Three-year data from the REMAIN extension of the RESTORE phase 2b/3 randomized controlled trial presented at the 2026 ARVO meeting described the durability of MCO-010 (Nanoscope Therapeutics), a disease-agnostic optogenetic gene therapy for advanced retinitis pigmentosa (RP). MCO-010 employs an intravitreal AAV2 vector to induce multicharacteristic opsin (MCO) expression in bipolar cells. MCO conveys light sensitivity to bipolar cells, bypassing degenerated photoreceptors, and restoring the potential for vision. REMAIN is the long-term follow-up study of the Phase 2b/3 RESTORE trial. 

In RESTORE, 27 patients with advanced RP (best-corrected visual acuity [BCVA] no better than 20/1600 in the study eye) were randomized to high-dose (1.2×10¹¹ gc/eye; n=9), low-dose (0.9×10¹¹ gc/eye; n=9), or sham (n=9). The primary endpoint was BCVA change from baseline at week 52. At 52 weeks, both treatment arms demonstrated statistically significant best-corrected visual acuity (BCVA) improvements vs sham: mean BCVA change from baseline was 0.337±0.083 (vs sham, P=.021) for the high-dose group, and 0.382±0.124 (vs sham P=.029) for the low-dose group.
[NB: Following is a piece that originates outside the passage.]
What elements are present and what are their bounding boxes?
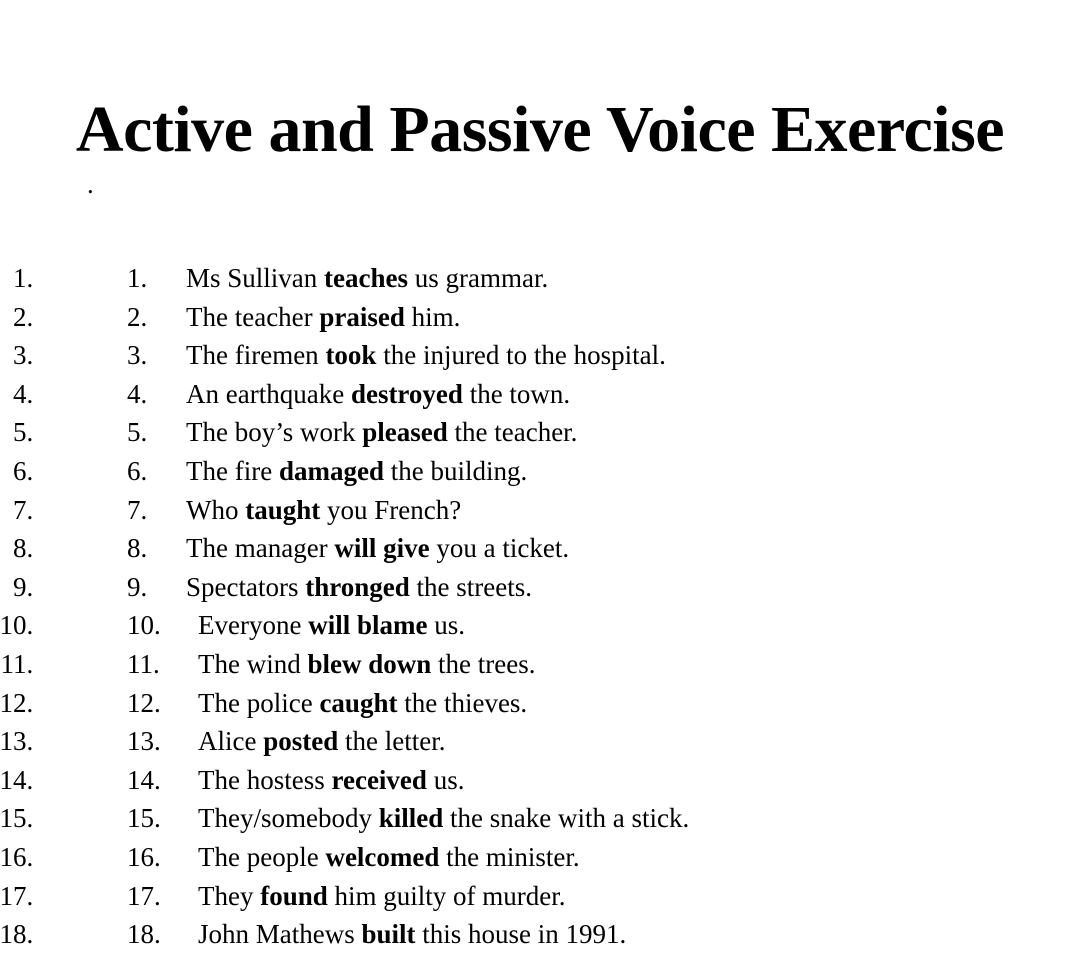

Long-term follow-up through 152 weeks in REMAIN showed sustained gains, with mean BCVA improvements of +0.265±0.112 LogMAR (high dose) and +0.456± 0.140 LogMAR (low dose), approximating a ~3-line ETDRS benefit. Greater efficacy was associated with better baseline visual acuity, and less retinal thinning (baseline central subfield thickness >150 µm on OCT). Genetic mutation did not impact outcome.

No treatment-related serious adverse events were reported over 3 years, supporting a favorable safety profile. These findings suggest durable, clinically meaningful visual improvement following a single intravitreal administration, with anatomic and disease-stage variables influencing response.

“The science behind the protein engineering truly differentiates MCO-010, with randomized clinical trial results demonstrating a level of durable vision gain not seen before in this low-vision patient population,” said lead author Vinit B. Mahajan, MD, PhD, a professor, vitreoretinal surgeon, and research scientist in the Department of Ophthalmology at Stanford University. “Optogenetics has the potential to revolutionize the treatment of patients with retinal degeneration.”